Iterate through image/video files, yielding source paths, images, and metadata.

Source code in ultralytics/data/loaders.pyView on GitHub
def __iter__(self):
    """Iterate through image/video files, yielding source paths, images, and metadata."""
    self.count = 0
    return self


method ultralytics.data.loaders.LoadImagesAndVideos.__len__

def __len__(self) -> int

Return the number of files (images and videos) in the dataset.

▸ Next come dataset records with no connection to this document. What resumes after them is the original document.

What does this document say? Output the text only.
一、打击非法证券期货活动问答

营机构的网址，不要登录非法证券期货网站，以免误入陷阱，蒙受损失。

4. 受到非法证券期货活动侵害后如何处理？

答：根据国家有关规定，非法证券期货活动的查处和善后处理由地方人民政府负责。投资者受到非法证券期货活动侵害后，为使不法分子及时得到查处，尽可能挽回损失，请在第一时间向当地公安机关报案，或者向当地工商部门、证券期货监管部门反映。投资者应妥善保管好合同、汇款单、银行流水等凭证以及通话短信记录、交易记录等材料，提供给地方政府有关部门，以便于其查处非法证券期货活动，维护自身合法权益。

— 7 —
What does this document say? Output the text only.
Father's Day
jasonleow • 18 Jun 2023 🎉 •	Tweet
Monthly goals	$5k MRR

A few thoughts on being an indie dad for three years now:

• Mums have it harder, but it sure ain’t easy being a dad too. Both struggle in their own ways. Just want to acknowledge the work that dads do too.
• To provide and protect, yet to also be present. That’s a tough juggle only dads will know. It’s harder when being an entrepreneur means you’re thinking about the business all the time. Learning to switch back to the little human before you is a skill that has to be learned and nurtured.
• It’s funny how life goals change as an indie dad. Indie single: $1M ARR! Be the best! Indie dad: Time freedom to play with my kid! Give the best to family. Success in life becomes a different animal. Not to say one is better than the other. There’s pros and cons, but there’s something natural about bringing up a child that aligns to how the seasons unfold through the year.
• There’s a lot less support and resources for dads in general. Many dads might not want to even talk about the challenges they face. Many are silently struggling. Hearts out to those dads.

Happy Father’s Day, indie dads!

Source code in ultralytics/data/loaders.pyView on GitHub
def __len__(self) -> int:
    """Return the number of files (images and videos) in the dataset."""
    return math.ceil(self.nf / self.bs)  # number of batches


method ultralytics.data.loaders.LoadImagesAndVideos.__next__

def __next__(self) -> tuple[list[str], list[np.ndarray], list[str]]

Return the next batch of images or video frames with their paths and metadata.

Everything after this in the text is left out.